Health has also emerged as a growing component of GRAND’s work, a trend he expects to continue. He cites public education about health issues as an area where digital media can play a strong role. Computer gaming is also increasingly used as a treatment tool, with successes that include motivating patients with cerebral palsy to exercise, or an innovative video gaming experience that teaches children with fetal alcohol spectrum disorders to maintain calm, focussed attention.
GRAND has partnered with the NeuroDevNet NCE for these two health initiatives, a collaboration that realizes the potential for synergy between the two NCEs. Dr. Booth cites this a great example of how the NCE program promotes collaboration not just within networks, but across networks.
Canada has pioneered the network model as an effective way to address important research issues, breaking down disciplinary boundaries and overcoming geographical challenges. “Canada is a very large country,” says Dr. Booth. “Most research is incremental, and there’s a tighter and tighter time loop on that. What the networks provide is a way to get better and faster connections between researchers in Canada.”
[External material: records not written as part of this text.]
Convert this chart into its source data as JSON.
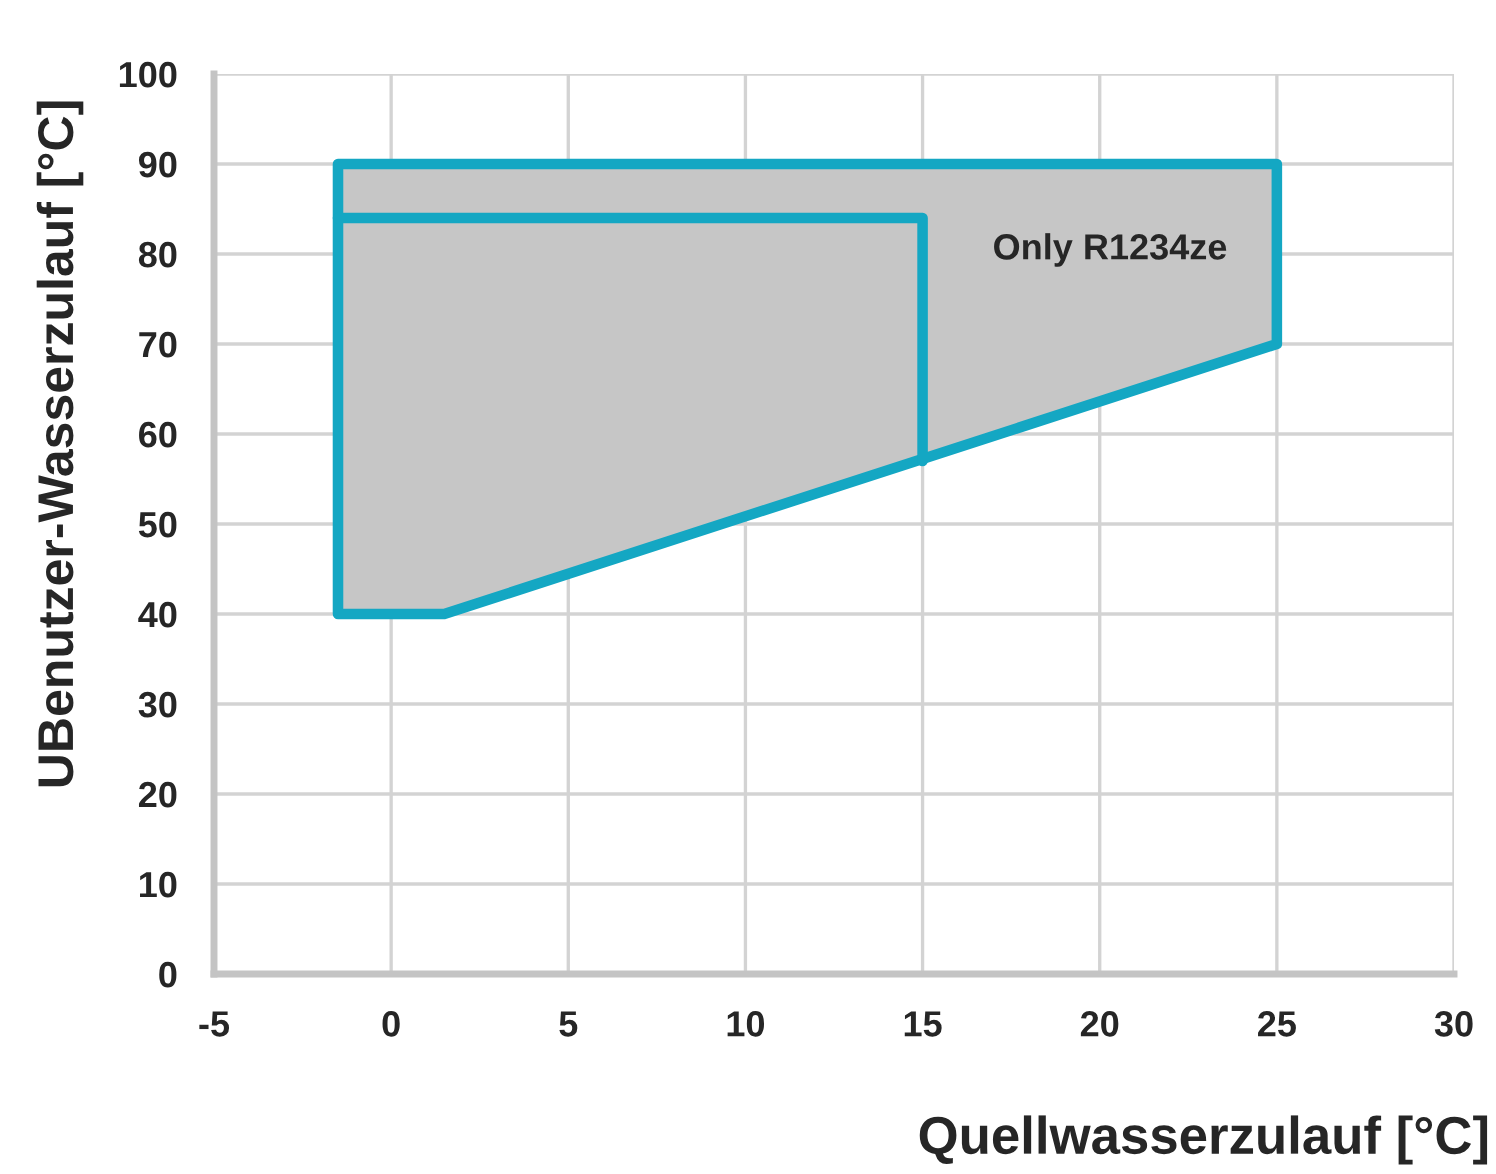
{
  "chart_data": {
    "type": "area",
    "xlabel": "Quellwasserzulauf [°C]",
    "ylabel": "UBenutzer-Wasserzulauf [°C]",
    "series": [
      {
        "color": "#c6c6c6",
        "x": [
          -1.5,
          -1.5,
          25,
          25,
          1.5,
          -1.5
        ],
        "values": [
          40,
          90,
          90,
          70,
          40,
          40
        ]
      },
      {
        "type": "line",
        "color": "#14a7c3",
        "x": [
          -1.5,
          15,
          15
        ],
        "values": [
          84,
          84,
          57
        ]
      }
    ],
    "annotations": [
      "Only R1234ze"
    ],
    "xlim": [
      -5,
      30
    ],
    "xticks": [
      -5,
      0,
      5,
      10,
      15,
      20,
      25,
      30
    ],
    "ylim": [
      0,
      100
    ],
    "yticks": [
      0,
      10,
      20,
      30,
      40,
      50,
      60,
      70,
      80,
      90,
      100
    ],
    "grid": true,
    "line_style": "solid"
  }
}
His advice to anyone considering a leadership role in a network includes encouraging them to take advantage of any “starter” programs offered by granting agencies that fund large collaborative projects or small-scale networks. If they then choose to try to make the jump to a national network, they will have already laid the groundwork. “There’s no possible way you can start putting an NCE together when the competition announcement comes out.”
And once those elements are in place? “Expect to put in more work than you ever thought you could,” he concludes with a smile.